The current release of Moodle was 1.7, but Version 1.8 is just out (January 2007). This is supposed to have improved web accessibility features. They are specifically aiming for compliance with Italian Legislation on Accessibility. I am not exactly sure what that legislation covers, but it is likely to be much the same as Australian requirements under the Disability Discrimination Act and involve use of the W3C WAG, as used worldwide.
The Moodle developers are also aiming to implement XHTML Strict (after some debate). Use of XHTML Strict will help with accessibility and make for very clean and efficient web pages. It should also make it possible to use them on hand held devices, such as my proposed learning PC for developing nations and for different languages.
There is a Wiki with extensive documentation about using Moodle. Each Moodle course created has a course homepage, which is the place the students first come to. The home page has a typical Wiki style with blocks of mostly text laid out in columns.

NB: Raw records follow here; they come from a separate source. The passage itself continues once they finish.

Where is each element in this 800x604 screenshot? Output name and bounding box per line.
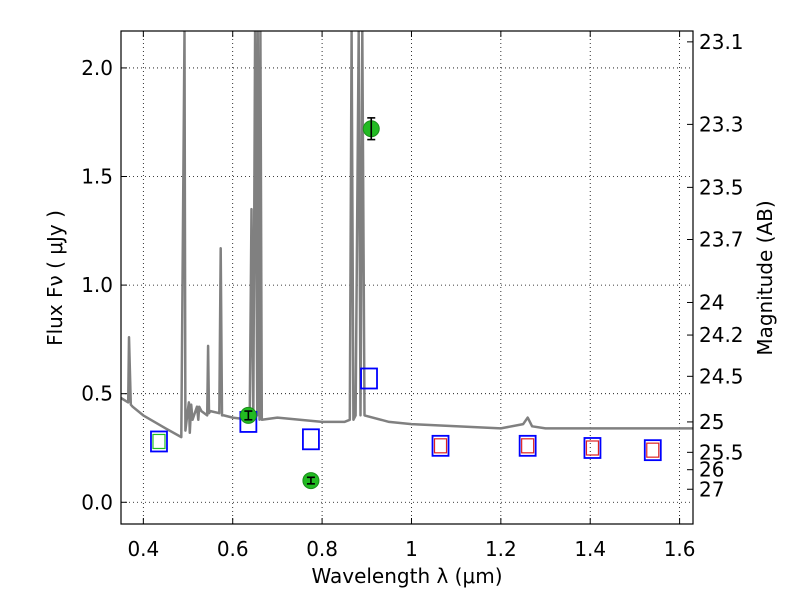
model-photometry-square bbox=[431, 434, 450, 457]
y-axis-left: 0.0 0.5 1.0 1.5 2.0 bbox=[81, 56, 127, 514]
x-tick-label: 0.4 bbox=[127, 537, 159, 561]
x-axis: 0.4 0.6 0.8 1 1.2 1.4 1.6 bbox=[127, 31, 696, 561]
y2-tick-label: 24 bbox=[699, 290, 724, 314]
x-axis-label: Wavelength λ (μm) bbox=[311, 564, 502, 588]
model-photometry-square bbox=[518, 434, 537, 457]
inner-marker-square bbox=[433, 438, 448, 454]
plot-frame bbox=[120, 30, 694, 525]
x-tick-label: 1.2 bbox=[485, 537, 517, 561]
y2-tick-label: 23.1 bbox=[699, 30, 744, 54]
marker-layer bbox=[150, 117, 662, 490]
y-tick-label: 0.5 bbox=[81, 382, 113, 406]
model-photometry-square bbox=[583, 437, 602, 459]
y2-tick-label: 26 bbox=[699, 458, 724, 482]
inner-marker-square bbox=[152, 433, 166, 450]
model-photometry-square bbox=[360, 367, 378, 390]
y2-tick-label: 25 bbox=[699, 410, 724, 434]
inner-marker-square bbox=[521, 438, 535, 454]
model-photometry-square bbox=[150, 430, 168, 453]
x-tick-label: 0.6 bbox=[217, 537, 249, 561]
model-photometry-square bbox=[302, 428, 320, 451]
y-axis-label: Flux Fν ( μJy ) bbox=[43, 210, 67, 346]
y-tick-label: 1.0 bbox=[81, 273, 113, 297]
x-tick-label: 1.4 bbox=[574, 537, 606, 561]
plot-background bbox=[121, 31, 693, 524]
y2-tick-label: 23.3 bbox=[699, 112, 744, 136]
y2-tick-label: 24.2 bbox=[699, 323, 744, 347]
x-tick-label: 0.8 bbox=[306, 537, 338, 561]
y2-tick-label: 27 bbox=[699, 477, 724, 501]
y2-tick-label: 24.5 bbox=[699, 364, 744, 388]
x-tick-label: 1 bbox=[405, 537, 418, 561]
y-tick-label: 0.0 bbox=[81, 490, 113, 514]
inner-marker-square bbox=[646, 442, 660, 458]
y2-tick-label: 23.5 bbox=[699, 175, 744, 199]
y2-axis-label: Magnitude (AB) bbox=[753, 200, 777, 355]
y-tick-label: 2.0 bbox=[81, 56, 113, 80]
inner-marker-square bbox=[585, 440, 600, 456]
model-photometry-square bbox=[643, 439, 662, 462]
y-tick-label: 1.5 bbox=[81, 165, 113, 189]
x-tick-label: 1.6 bbox=[664, 537, 696, 561]
grid bbox=[121, 31, 693, 524]
y2-tick-label: 23.7 bbox=[699, 227, 744, 251]
y2-tick-label: 25.5 bbox=[699, 440, 744, 464]
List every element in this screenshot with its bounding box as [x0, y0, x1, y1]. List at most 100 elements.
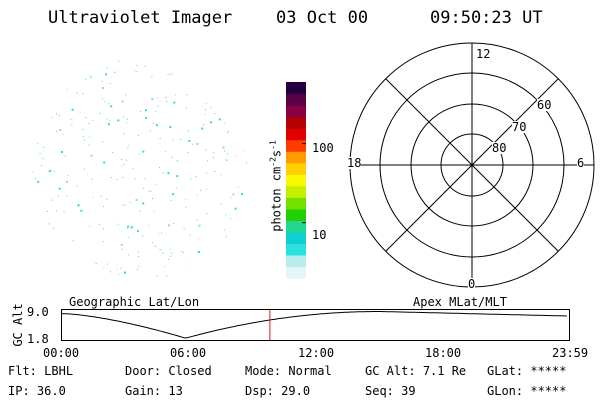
image-speckle: [95, 263, 97, 264]
image-speckle: [37, 180, 40, 183]
colorbar-tick-label-100: 100: [312, 141, 334, 155]
image-speckle: [172, 73, 174, 75]
image-speckle: [195, 176, 197, 178]
image-speckle: [132, 226, 134, 228]
image-speckle: [234, 207, 237, 210]
image-speckle: [167, 74, 169, 76]
image-speckle: [144, 178, 146, 180]
image-speckle: [130, 226, 133, 229]
image-speckle: [137, 268, 139, 270]
image-speckle: [198, 226, 200, 227]
image-speckle: [204, 113, 206, 115]
status-glat: GLat: *****: [487, 364, 567, 378]
image-speckle: [106, 198, 108, 200]
image-speckle: [48, 223, 50, 225]
image-speckle: [165, 96, 167, 98]
image-speckle: [104, 101, 106, 102]
image-speckle: [135, 198, 138, 201]
image-speckle: [185, 206, 187, 208]
image-speckle: [122, 203, 124, 205]
image-speckle: [176, 187, 177, 189]
image-speckle: [103, 266, 105, 268]
image-speckle: [201, 127, 204, 130]
image-speckle: [62, 133, 64, 135]
image-speckle: [196, 143, 199, 145]
status-ip: IP: 36.0: [8, 384, 66, 398]
image-speckle: [126, 122, 128, 124]
image-speckle: [109, 120, 111, 122]
image-speckle: [188, 263, 190, 265]
image-speckle: [206, 188, 208, 190]
status-door: Door: Closed: [125, 364, 212, 378]
image-speckle: [172, 193, 175, 196]
colorbar-segment: [286, 128, 306, 141]
image-speckle: [106, 263, 108, 265]
image-speckle: [52, 117, 54, 118]
image-speckle: [116, 268, 118, 270]
image-speckle: [139, 153, 141, 155]
image-speckle: [176, 160, 178, 162]
image-speckle: [85, 78, 87, 80]
lat-label-70: 70: [512, 120, 527, 134]
image-speckle: [230, 197, 232, 199]
image-speckle: [177, 160, 178, 162]
timeline-xtick-1800: 18:00: [425, 346, 462, 360]
image-speckle: [101, 98, 103, 100]
image-speckle: [89, 75, 91, 77]
image-speckle: [169, 126, 172, 129]
image-speckle: [153, 210, 155, 212]
image-speckle: [198, 224, 200, 226]
image-speckle: [206, 172, 208, 174]
image-speckle: [87, 173, 89, 175]
image-speckle: [227, 132, 229, 134]
image-speckle: [162, 252, 164, 254]
image-speckle: [212, 157, 214, 159]
mlt-label-0: 0: [468, 277, 476, 291]
image-speckle: [155, 246, 157, 247]
image-speckle: [152, 242, 154, 244]
image-speckle: [51, 199, 53, 201]
image-speckle: [152, 122, 154, 124]
image-speckle: [200, 189, 202, 191]
image-speckle: [123, 133, 125, 135]
colorbar-segment: [286, 162, 306, 175]
image-speckle: [165, 151, 166, 153]
image-speckle: [145, 109, 147, 112]
image-speckle: [183, 228, 185, 230]
image-speckle: [225, 236, 227, 238]
timeline-plot: [61, 309, 570, 341]
image-speckle: [41, 164, 43, 166]
image-speckle: [232, 193, 235, 196]
image-speckle: [169, 248, 171, 250]
timeline-ylabel: GC Alt: [11, 303, 25, 347]
timeline-left-title: Geographic Lat/Lon: [69, 295, 200, 309]
colorbar-segment: [286, 82, 306, 95]
image-speckle: [151, 76, 153, 78]
image-speckle: [103, 161, 106, 164]
image-speckle: [225, 214, 227, 216]
colorbar-segment: [286, 243, 306, 256]
image-speckle: [113, 71, 115, 73]
image-speckle: [99, 113, 101, 114]
image-speckle: [198, 239, 200, 241]
image-speckle: [213, 151, 215, 153]
image-speckle: [210, 121, 213, 124]
timeline-xtick-0600: 06:00: [170, 346, 207, 360]
image-speckle: [224, 229, 225, 231]
image-speckle: [189, 234, 191, 236]
image-speckle: [110, 177, 112, 178]
image-speckle: [185, 198, 187, 200]
image-speckle: [166, 101, 167, 102]
image-speckle: [56, 113, 57, 115]
image-speckle: [114, 71, 116, 73]
image-speckle: [66, 180, 68, 183]
image-speckle: [182, 251, 184, 253]
image-speckle: [99, 224, 101, 226]
image-speckle: [171, 252, 173, 254]
image-speckle: [220, 174, 222, 176]
image-speckle: [170, 73, 171, 75]
status-filter: Flt: LBHL: [8, 364, 74, 378]
image-speckle: [34, 178, 36, 180]
image-speckle: [206, 212, 208, 214]
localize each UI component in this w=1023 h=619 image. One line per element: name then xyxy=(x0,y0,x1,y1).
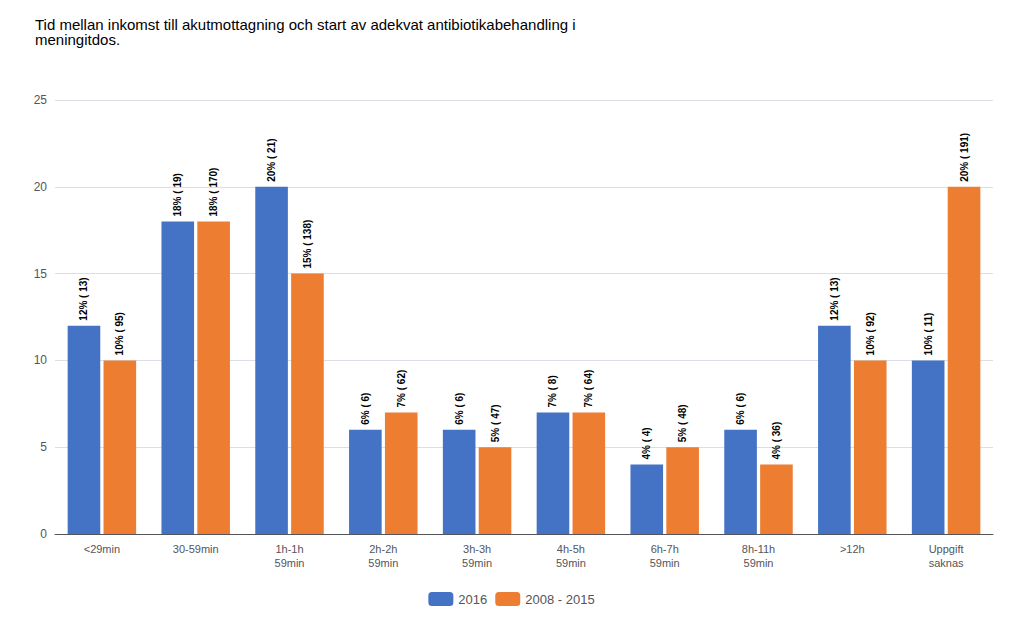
svg-text:59min: 59min xyxy=(650,557,680,569)
svg-text:10% ( 11): 10% ( 11) xyxy=(923,313,934,356)
svg-text:>12h: >12h xyxy=(840,543,865,555)
svg-text:7% ( 62): 7% ( 62) xyxy=(396,370,407,408)
svg-text:6% ( 6): 6% ( 6) xyxy=(360,393,371,425)
svg-text:3h-3h: 3h-3h xyxy=(463,543,491,555)
svg-text:12% ( 13): 12% ( 13) xyxy=(829,277,840,320)
svg-text:6h-7h: 6h-7h xyxy=(651,543,679,555)
svg-text:20% ( 21): 20% ( 21) xyxy=(266,138,277,181)
svg-text:12% ( 13): 12% ( 13) xyxy=(78,277,89,320)
svg-text:2h-2h: 2h-2h xyxy=(369,543,397,555)
svg-text:5% ( 47): 5% ( 47) xyxy=(490,404,501,442)
svg-text:10% ( 95): 10% ( 95) xyxy=(114,312,125,355)
svg-text:6% ( 6): 6% ( 6) xyxy=(735,393,746,425)
svg-text:20% ( 191): 20% ( 191) xyxy=(959,133,970,182)
svg-text:4% ( 4): 4% ( 4) xyxy=(641,427,652,459)
svg-text:7% ( 8): 7% ( 8) xyxy=(547,375,558,407)
svg-text:10: 10 xyxy=(34,353,48,367)
svg-text:18% ( 170): 18% ( 170) xyxy=(208,168,219,217)
svg-text:10% ( 92): 10% ( 92) xyxy=(865,312,876,355)
svg-text:<29min: <29min xyxy=(84,543,120,555)
svg-text:Uppgift: Uppgift xyxy=(929,543,964,555)
svg-text:2016: 2016 xyxy=(458,592,487,607)
svg-text:20: 20 xyxy=(34,180,48,194)
svg-text:saknas: saknas xyxy=(929,557,964,569)
svg-text:25: 25 xyxy=(34,93,48,107)
svg-text:4% ( 36): 4% ( 36) xyxy=(771,422,782,460)
svg-text:2008 - 2015: 2008 - 2015 xyxy=(525,592,594,607)
svg-text:59min: 59min xyxy=(744,557,774,569)
svg-text:59min: 59min xyxy=(368,557,398,569)
svg-text:4h-5h: 4h-5h xyxy=(557,543,585,555)
svg-text:15: 15 xyxy=(34,267,48,281)
svg-text:0: 0 xyxy=(40,527,47,541)
svg-text:Tid mellan inkomst till akutmo: Tid mellan inkomst till akutmottagning o… xyxy=(35,16,576,33)
svg-text:meningitdos.: meningitdos. xyxy=(35,31,120,48)
svg-text:59min: 59min xyxy=(556,557,586,569)
svg-text:59min: 59min xyxy=(275,557,305,569)
svg-text:7% ( 64): 7% ( 64) xyxy=(583,370,594,408)
svg-text:6% ( 6): 6% ( 6) xyxy=(454,393,465,425)
svg-text:8h-11h: 8h-11h xyxy=(742,543,775,555)
svg-text:59min: 59min xyxy=(462,557,492,569)
svg-text:1h-1h: 1h-1h xyxy=(275,543,303,555)
svg-text:5% ( 48): 5% ( 48) xyxy=(677,404,688,442)
svg-text:15% ( 138): 15% ( 138) xyxy=(302,220,313,269)
svg-text:30-59min: 30-59min xyxy=(173,543,219,555)
svg-text:18% ( 19): 18% ( 19) xyxy=(172,173,183,216)
svg-text:5: 5 xyxy=(40,440,47,454)
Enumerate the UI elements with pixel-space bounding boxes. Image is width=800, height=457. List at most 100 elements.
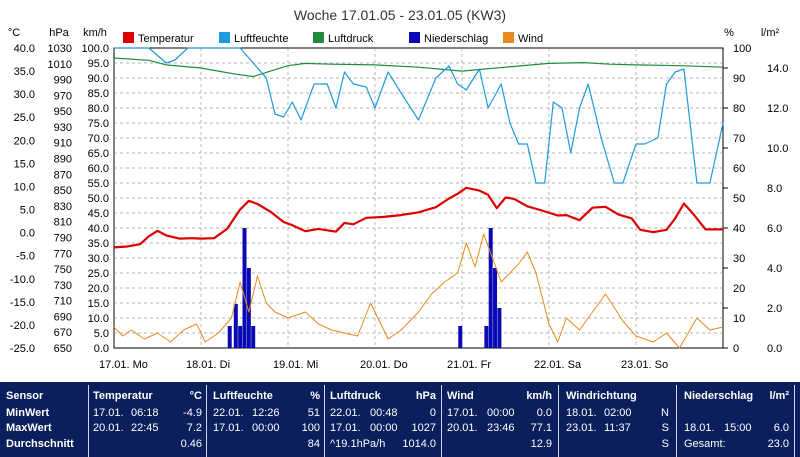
pressure-tick-label: 850 — [54, 185, 72, 197]
stats-rain-max-value: 6.0 — [773, 422, 789, 434]
humidity-tick-label: 50 — [733, 193, 745, 205]
wind-tick-label: 35.0 — [88, 238, 109, 250]
rain-bar — [233, 304, 238, 348]
legend-label-rain: Niederschlag — [424, 33, 488, 45]
temp-unit-label: °C — [8, 27, 20, 39]
stats-temperature-max-value: 7.2 — [186, 422, 202, 434]
stats-rain-max-time: 15:00 — [724, 422, 752, 434]
rain-bar — [497, 308, 502, 348]
stats-humidity-unit: % — [310, 390, 320, 402]
stats-temperature-min-value: -4.9 — [183, 407, 202, 419]
legend-label-pressure: Luftdruck — [328, 33, 374, 45]
rain-tick-label: 12.0 — [767, 103, 788, 115]
stats-max-label: MaxWert — [6, 422, 52, 434]
rain-unit-label: l/m² — [761, 27, 780, 39]
wind-tick-label: 45.0 — [88, 208, 109, 220]
stats-separator — [206, 385, 207, 457]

The course can be formed of sections, usually in an order which the students work their way through (each week for example). Moodle has its own web based editor, including a "Clean Word HTML button" to remove extranious code from HTML which has been generated by Microsoft Word.
A course consists of essentially of resources and activities. A resource will typically be a web page with some content on it, a link to some content web based content somewhere else. At this point you realize the CMS doesn't write the course for you: the actual content you are teaching has to be somewhere. It might be on web pages, in PDF documents, or Powerpoint slides.
The content might be in an IMS content package. This is a standard format for learning content which is also supported by other CMS systems such as Web CT. An IMS Content Package is a Zipped directory of XML files, much like the OpenXML and Open Office word processing formats.
Exactly how you create a package, (with Moodle?) or how standardized they are between different CMS systems I am not yet clear on. But it appears to work as the government funded Australian Flexible Learning Framework has dozens of IMS content packaged learning objects in its Flexible Learning Toolboxes. These can be previewed online.
There are a bewildering array of standards underlying these systems, most of which the user never has to know about. As an example IMS uses a different metadata format to describe its learning objects to the IEEE Standard for Learning Object Metadata IEEE Std 1484.12.1-2002 (which I get a mention in, as I was on the balloting group). So IMS provide a set of Guidelines for Using the IMS LRM to IEEE LOM 1.0 Transform
to turn IMS metedata into IEEE metadata using XSLT transformations.